布齋笑道:“你就說這部分地區本來就是我們葉赫一族的,再說他努爾哈赤南征北戰得了這麽些地方怎麽也應該分予我們點,如果他實在不給麵子,就別怪我們海西部落對他不客氣了!”
布揚古也笑了:“阿瑪是讓我半討要半威脅的講給他!”
布齋點了點頭:“沒錯,事不宜遲,你就即日起程!”
“喳!”
布揚古次日一早就趕赴建州,布喜婭媽拉在自己的屋裏一晚上沒睡著,她翻來覆去回想昨日裏與葉答的纏綿,難道這一切都是假的?不可能,可是葉答究竟是為了什麽?有些問題是必須向他問清楚的!布喜婭媽拉第二天一早就來到了葉赫西城的囚牢裏。

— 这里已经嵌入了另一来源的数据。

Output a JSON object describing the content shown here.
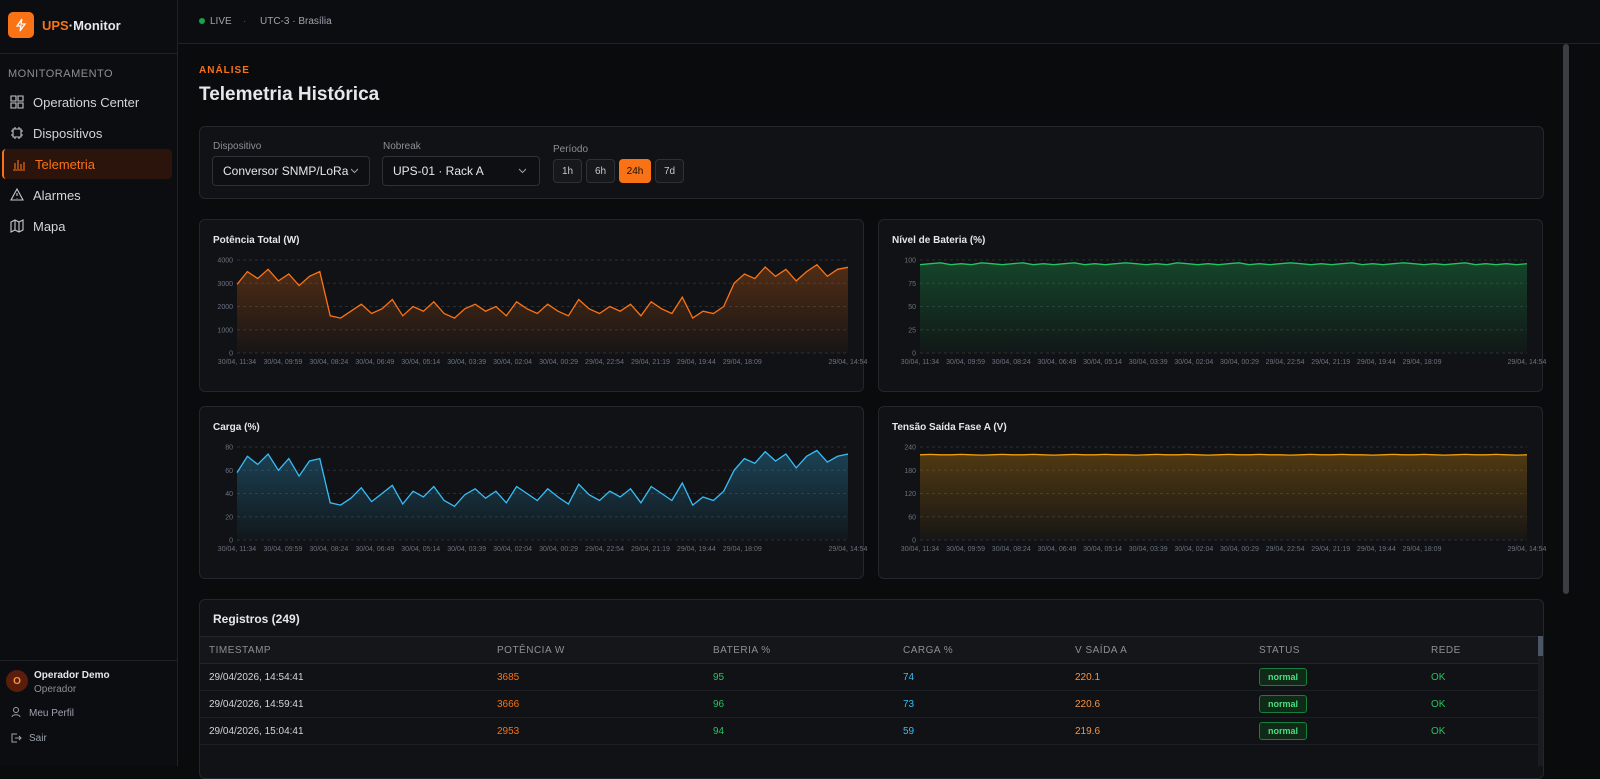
{
  "sidebar": {
    "brand_a": "UPS",
    "brand_b": "·Monitor",
    "section": "MONITORAMENTO",
    "nav": [
      "Operations Center",
      "Dispositivos",
      "Telemetria",
      "Alarmes",
      "Mapa"
    ],
    "active": 2,
    "user": {
      "avatar": "O",
      "name": "Operador Demo",
      "role": "Operador"
    },
    "links": [
      "Meu Perfil",
      "Sair"
    ]
  },
  "header": {
    "status": "LIVE",
    "timezone": "UTC-3 · Brasília"
  },
  "page": {
    "eyebrow": "ANÁLISE",
    "title": "Telemetria Histórica"
  },
  "filters": {
    "device_label": "Dispositivo",
    "device": "Conversor SNMP/LoRa",
    "ups_label": "Nobreak",
    "ups": "UPS-01 · Rack A",
    "period_label": "Período",
    "periods": [
      "1h",
      "6h",
      "24h",
      "7d"
    ],
    "active_period": 2
  },
  "chart_data": [
    {
      "type": "line",
      "title": "Potência Total (W)",
      "ylim": [
        0,
        4000
      ],
      "yticks": [
        0,
        1000,
        2000,
        3000,
        4000
      ],
      "grid": true,
      "x_labels": [
        "30/04, 11:34",
        "30/04, 09:59",
        "30/04, 08:24",
        "30/04, 06:49",
        "30/04, 05:14",
        "30/04, 03:39",
        "30/04, 02:04",
        "30/04, 00:29",
        "29/04, 22:54",
        "29/04, 21:19",
        "29/04, 19:44",
        "29/04, 18:09",
        "29/04, 14:54"
      ],
      "series": [
        {
          "color": "#f97316",
          "values": [
            2950,
            3500,
            3200,
            3600,
            3100,
            3400,
            2900,
            3300,
            3500,
            1600,
            1500,
            1800,
            2100,
            1700,
            1900,
            2300,
            1600,
            2000,
            1800,
            2200,
            1700,
            1500,
            1900,
            2100,
            1800,
            2000,
            1600,
            2200,
            1900,
            1700,
            2100,
            1800,
            1600,
            2300,
            1900,
            1700,
            2000,
            1800,
            2100,
            1600,
            2200,
            1900,
            1700,
            2400,
            1500,
            1800,
            1700,
            2000,
            3000,
            3400,
            3200,
            3700,
            3300,
            3600,
            3100,
            3500,
            3800,
            3300,
            3600,
            3685
          ]
        }
      ]
    },
    {
      "type": "line",
      "title": "Nível de Bateria (%)",
      "ylim": [
        0,
        100
      ],
      "yticks": [
        0,
        25,
        50,
        75,
        100
      ],
      "grid": true,
      "x_labels": [
        "30/04, 11:34",
        "30/04, 09:59",
        "30/04, 08:24",
        "30/04, 06:49",
        "30/04, 05:14",
        "30/04, 03:39",
        "30/04, 02:04",
        "30/04, 00:29",
        "29/04, 22:54",
        "29/04, 21:19",
        "29/04, 19:44",
        "29/04, 18:09",
        "29/04, 14:54"
      ],
      "series": [
        {
          "color": "#22c55e",
          "values": [
            95,
            96,
            97,
            95,
            96,
            95,
            97,
            96,
            95,
            96,
            97,
            95,
            96,
            95,
            96,
            97,
            95,
            96,
            95,
            96,
            97,
            96,
            95,
            96,
            95,
            97,
            96,
            95,
            96,
            95,
            96,
            97,
            95,
            96,
            95,
            96,
            97,
            96,
            95,
            96,
            95,
            96,
            97,
            95,
            96,
            95,
            96,
            97,
            96,
            95,
            96,
            95,
            96,
            97,
            95,
            96,
            95,
            96,
            95,
            96
          ]
        }
      ]
    },
    {
      "type": "line",
      "title": "Carga (%)",
      "ylim": [
        0,
        80
      ],
      "yticks": [
        0,
        20,
        40,
        60,
        80
      ],
      "grid": true,
      "x_labels": [
        "30/04, 11:34",
        "30/04, 09:59",
        "30/04, 08:24",
        "30/04, 06:49",
        "30/04, 05:14",
        "30/04, 03:39",
        "30/04, 02:04",
        "30/04, 00:29",
        "29/04, 22:54",
        "29/04, 21:19",
        "29/04, 19:44",
        "29/04, 18:09",
        "29/04, 14:54"
      ],
      "series": [
        {
          "color": "#38bdf8",
          "values": [
            58,
            72,
            65,
            74,
            60,
            70,
            55,
            68,
            70,
            32,
            30,
            36,
            45,
            33,
            40,
            47,
            31,
            42,
            37,
            46,
            34,
            29,
            39,
            44,
            36,
            42,
            32,
            46,
            40,
            34,
            44,
            37,
            31,
            48,
            39,
            34,
            42,
            37,
            44,
            32,
            46,
            40,
            34,
            49,
            30,
            37,
            34,
            42,
            60,
            70,
            66,
            76,
            68,
            74,
            62,
            72,
            77,
            67,
            72,
            74
          ]
        }
      ]
    },
    {
      "type": "line",
      "title": "Tensão Saída Fase A (V)",
      "ylim": [
        0,
        240
      ],
      "yticks": [
        0,
        60,
        120,
        180,
        240
      ],
      "grid": true,
      "x_labels": [
        "30/04, 11:34",
        "30/04, 09:59",
        "30/04, 08:24",
        "30/04, 06:49",
        "30/04, 05:14",
        "30/04, 03:39",
        "30/04, 02:04",
        "30/04, 00:29",
        "29/04, 22:54",
        "29/04, 21:19",
        "29/04, 19:44",
        "29/04, 18:09",
        "29/04, 14:54"
      ],
      "series": [
        {
          "color": "#f59e0b",
          "values": [
            220,
            221,
            220,
            220,
            221,
            220,
            219,
            220,
            221,
            220,
            220,
            221,
            220,
            219,
            220,
            221,
            220,
            220,
            221,
            220,
            220,
            219,
            220,
            221,
            220,
            220,
            221,
            220,
            219,
            220,
            221,
            220,
            220,
            221,
            220,
            220,
            219,
            220,
            221,
            220,
            220,
            221,
            220,
            220,
            219,
            220,
            221,
            220,
            220,
            221,
            220,
            219,
            220,
            221,
            220,
            220,
            221,
            220,
            219,
            220
          ]
        }
      ]
    }
  ],
  "table": {
    "title": "Registros (249)",
    "headers": [
      "TIMESTAMP",
      "POTÊNCIA W",
      "BATERIA %",
      "CARGA %",
      "V SAÍDA A",
      "STATUS",
      "REDE"
    ],
    "rows": [
      [
        "29/04/2026, 14:54:41",
        "3685",
        "95",
        "74",
        "220.1",
        "normal",
        "OK"
      ],
      [
        "29/04/2026, 14:59:41",
        "3666",
        "96",
        "73",
        "220.6",
        "normal",
        "OK"
      ],
      [
        "29/04/2026, 15:04:41",
        "2953",
        "94",
        "59",
        "219.6",
        "normal",
        "OK"
      ]
    ]
  }
}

這座囚牢是建在地下的,裏麵連一個窗戶也沒有,暗無天日,而且那個唯一的通道還用一個大鐵門牢牢的固定著,平常隻有守牢的士兵可以自由出入。葉答也是第一次住囚牢,他本來是一個比較陽光人,這一下進了囚牢不免感覺有些鬱悶。
葉答被兩個士兵一把推進了一個關著五個女真人的囚牢。
這個囚牢裏其實也關著一些漢人,但是為了不讓這些漢人自成一體,布揚古特意吩咐守牢房的士兵將葉答跟女真人關在了一起。
而這坐牢房裏關押的女真人都是一些異常彪悍,在麵外胡作非為的人,有些甚至是強盜,葉答一進牢房就感覺到好幾對帶有殺氣的血紅雙眼望向了自己。
媽的,進了賊窩了!
這五個女真人都在牆角躺著,看著葉答進來也不說話,隻是用雙眼上下大量著葉答。而且這五個人中明顯有一個頭頭,因為在正中間躺著的那個占的地方最大,而且他的左臂下還壓著另一個犯人,看來他是將這個犯人當沙發了。這個人的臉上有一道疤,麵相非常猙獰,看起來好恐怖。
葉答不敢說話,他從小看警匪片多了,凡是進了牢房的,就沒有幾個能完好無損的出來。
葉答於是靜靜的走到他們的對麵挨著牆安靜的坐了下去。
五個人的眼神並沒有因為葉答的坐下而從他的身上轉移。刀疤臉說話了:“哎,新來的,過來打聲招呼!”